To be fair, teachers have it tough. Not only do they have to deal with rowdy children, some schools don't have running water, electricity - or even enough desks and pens for children.
And then we get the changed curriculum.
Over 10 years on, the Department of Education  realised that Outcomes Based Education (OBC) doesn't work and it's time to go back to the traditional input-based system that we were thankfully still part of.You think!! Especially considering it has been tried and tested in various other countries - and ultimately considered a failure (Canada and Australia are just two examples).
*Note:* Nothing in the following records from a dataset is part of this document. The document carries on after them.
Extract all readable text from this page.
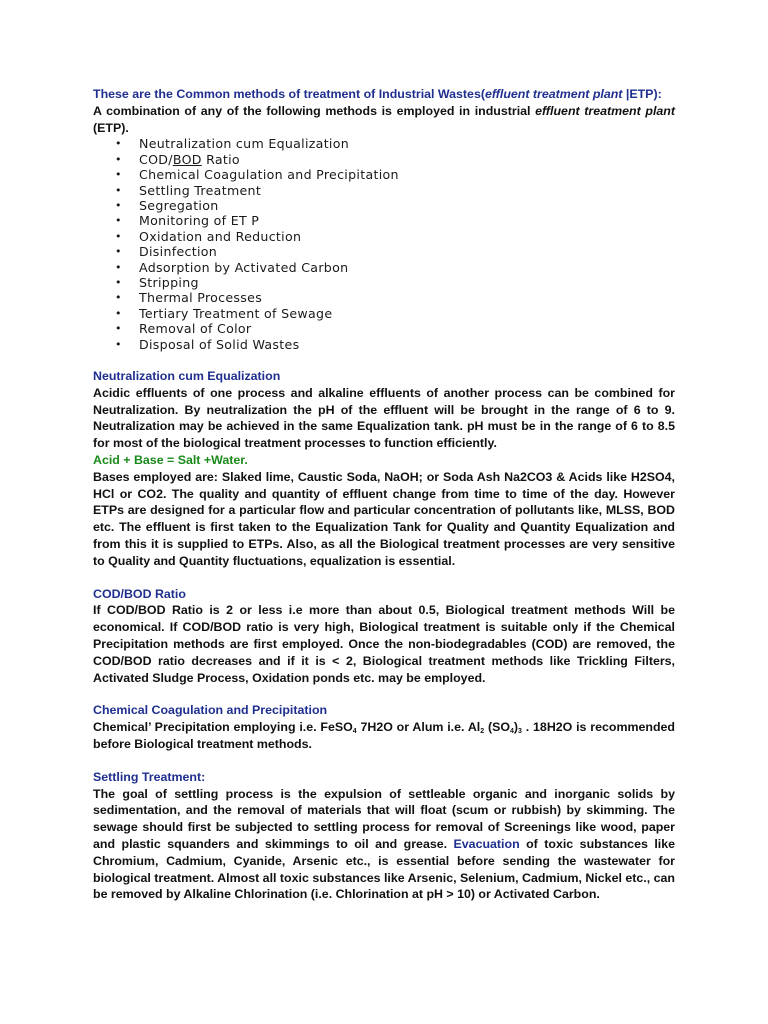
These are the Common methods of treatment of Industrial Wastes(effluent treatment plant |ETP):

A combination of any of the following methods is employed in industrial effluent treatment plant (ETP).

• Neutralization cum Equalization
• COD/BOD Ratio
• Chemical Coagulation and Precipitation
• Settling Treatment
• Segregation
• Monitoring of ET P
• Oxidation and Reduction
• Disinfection
• Adsorption by Activated Carbon
• Stripping
• Thermal Processes
• Tertiary Treatment of Sewage
• Removal of Color
• Disposal of Solid Wastes

Neutralization cum Equalization

Acidic effluents of one process and alkaline effluents of another process can be combined for Neutralization. By neutralization the pH of the effluent will be brought in the range of 6 to 9. Neutralization may be achieved in the same Equalization tank. pH must be in the range of 6 to 8.5 for most of the biological treatment processes to function efficiently.

Acid + Base = Salt +Water.

Bases employed are: Slaked lime, Caustic Soda, NaOH; or Soda Ash Na2CO3 & Acids like H2SO4, HCl or CO2. The quality and quantity of effluent change from time to time of the day. However ETPs are designed for a particular flow and particular concentration of pollutants like, MLSS, BOD etc. The effluent is first taken to the Equalization Tank for Quality and Quantity Equalization and from this it is supplied to ETPs. Also, as all the Biological treatment processes are very sensitive to Quality and Quantity fluctuations, equalization is essential.

COD/BOD Ratio

If COD/BOD Ratio is 2 or less i.e more than about 0.5, Biological treatment methods Will be economical. If COD/BOD ratio is very high, Biological treatment is suitable only if the Chemical Precipitation methods are first employed. Once the non-biodegradables (COD) are removed, the COD/BOD ratio decreases and if it is < 2, Biological treatment methods like Trickling Filters, Activated Sludge Process, Oxidation ponds etc. may be employed.

Chemical Coagulation and Precipitation

Chemical’ Precipitation employing i.e. FeSO$_4$ 7H2O or Alum i.e. $Al_2$ $(SO_4)_3$ . 18H2O is recommended before Biological treatment methods.

Settling Treatment:

The goal of settling process is the expulsion of settleable organic and inorganic solids by sedimentation, and the removal of materials that will float (scum or rubbish) by skimming. The sewage should first be subjected to settling process for removal of Screenings like wood, paper and plastic squanders and skimmings to oil and grease. Evacuation of toxic substances like Chromium, Cadmium, Cyanide, Arsenic etc., is essential before sending the wastewater for biological treatment. Almost all toxic substances like Arsenic, Selenium, Cadmium, Nickel etc., can be removed by Alkaline Chlorination (i.e. Chlorination at pH > 10) or Activated Carbon.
In a thought leader piece published in 2009 Why OBE has not worked in South Africa, Bert Oliver points out the following:
  • "The way that OBE has been implemented in South Africa seems to me to have had the effect of having systematically shifted the focus away from the actual teaching to all the (to my mind largely redundant) administration, archiving, reporting, and all the rest of it, which comprise nothing less than what Foucault called a system of panoptical surveillance".
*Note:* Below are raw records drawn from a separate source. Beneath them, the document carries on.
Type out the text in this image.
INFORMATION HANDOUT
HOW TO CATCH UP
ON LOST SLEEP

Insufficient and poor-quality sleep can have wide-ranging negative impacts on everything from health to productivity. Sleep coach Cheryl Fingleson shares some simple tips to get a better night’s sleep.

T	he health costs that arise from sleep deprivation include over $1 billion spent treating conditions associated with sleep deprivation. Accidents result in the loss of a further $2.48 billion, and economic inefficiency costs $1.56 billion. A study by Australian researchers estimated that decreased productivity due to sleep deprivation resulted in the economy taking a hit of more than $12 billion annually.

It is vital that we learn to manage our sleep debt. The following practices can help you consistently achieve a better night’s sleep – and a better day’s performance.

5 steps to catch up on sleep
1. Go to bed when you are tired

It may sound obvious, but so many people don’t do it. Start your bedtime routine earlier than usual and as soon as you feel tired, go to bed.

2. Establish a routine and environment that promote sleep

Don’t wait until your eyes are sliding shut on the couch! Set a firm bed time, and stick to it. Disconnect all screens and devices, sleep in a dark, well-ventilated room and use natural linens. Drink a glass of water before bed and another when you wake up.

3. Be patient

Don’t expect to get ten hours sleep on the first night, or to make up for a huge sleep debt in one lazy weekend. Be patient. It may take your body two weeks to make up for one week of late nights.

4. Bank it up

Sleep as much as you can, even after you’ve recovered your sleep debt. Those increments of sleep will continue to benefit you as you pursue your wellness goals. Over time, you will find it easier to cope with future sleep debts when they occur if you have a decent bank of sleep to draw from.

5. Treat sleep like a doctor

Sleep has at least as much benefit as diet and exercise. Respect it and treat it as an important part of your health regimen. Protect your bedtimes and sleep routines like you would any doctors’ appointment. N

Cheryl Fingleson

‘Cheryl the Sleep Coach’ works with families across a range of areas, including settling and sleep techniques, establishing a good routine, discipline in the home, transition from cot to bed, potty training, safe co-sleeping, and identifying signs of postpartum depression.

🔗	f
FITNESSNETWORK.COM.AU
  • "OBE seems to be blindly predicated on the assumption that teachers can teach like machines, in a time and space unaffected by normal, to-be-expected eventualities. But such things do occur in the normal course of events — that is what it means to be (finitely) human."
In Youth sacrificed for OBE (July 2010), Times Live journalists reported that "after 12 years of massive educational failures and the waste of millions of rands, the ANC has dumped Outcomes-Based Education.
And so OBE was replaced with Caps - the National Curriculum and Assessment Policy Statement. According to the education department's website, Caps is:
"a single, comprehensive and concise policy document, which will replace the current Subject and Learning Area Statements, Learning Programme Guidelines and Subject Assessment Guidelines for all the subjects listed in the National Curriculum Statement Grades R - 12. 
Interestingly, there hasn't been an update on the curriculum newsletter since May 2011.....
Right so there's a new curriculum that teachers have to be trained in to be able to teach. Of course, there are problems like Gauteng teachers taking time off their winter holidays to be training on Caps only to find that there were no workbooks when they got there.  - Glitches at curriculum training sites 


So where am I going with this?


Basically, I wish for the following:
1. Government admit that they were wrong in trying to implement such a silly system
2. Now provide the resources for teachers to (a) be proficient in teaching to then (b) teach the curriculum 
3. Go back to the days of old and push money into standalone teaching colleges and begin a drive to promote teaching as a viable and noble profession - both at school and university level
4. Pay teachers enough to allow them to live at a comfortable level and not give up trying because there's just no point
5. De-unionise the profession. Teaching needs to become an essential service thus not allowing strikes - which have long-term and disastrous effects
6. Provide resources for schools....yes, that would include text books please!
7. Everyone - government and citizens of South Africa to declare a state of emergency on education - and actively seek to do something about it.


Because if they - and we - don't, what hope is there for the future of our country?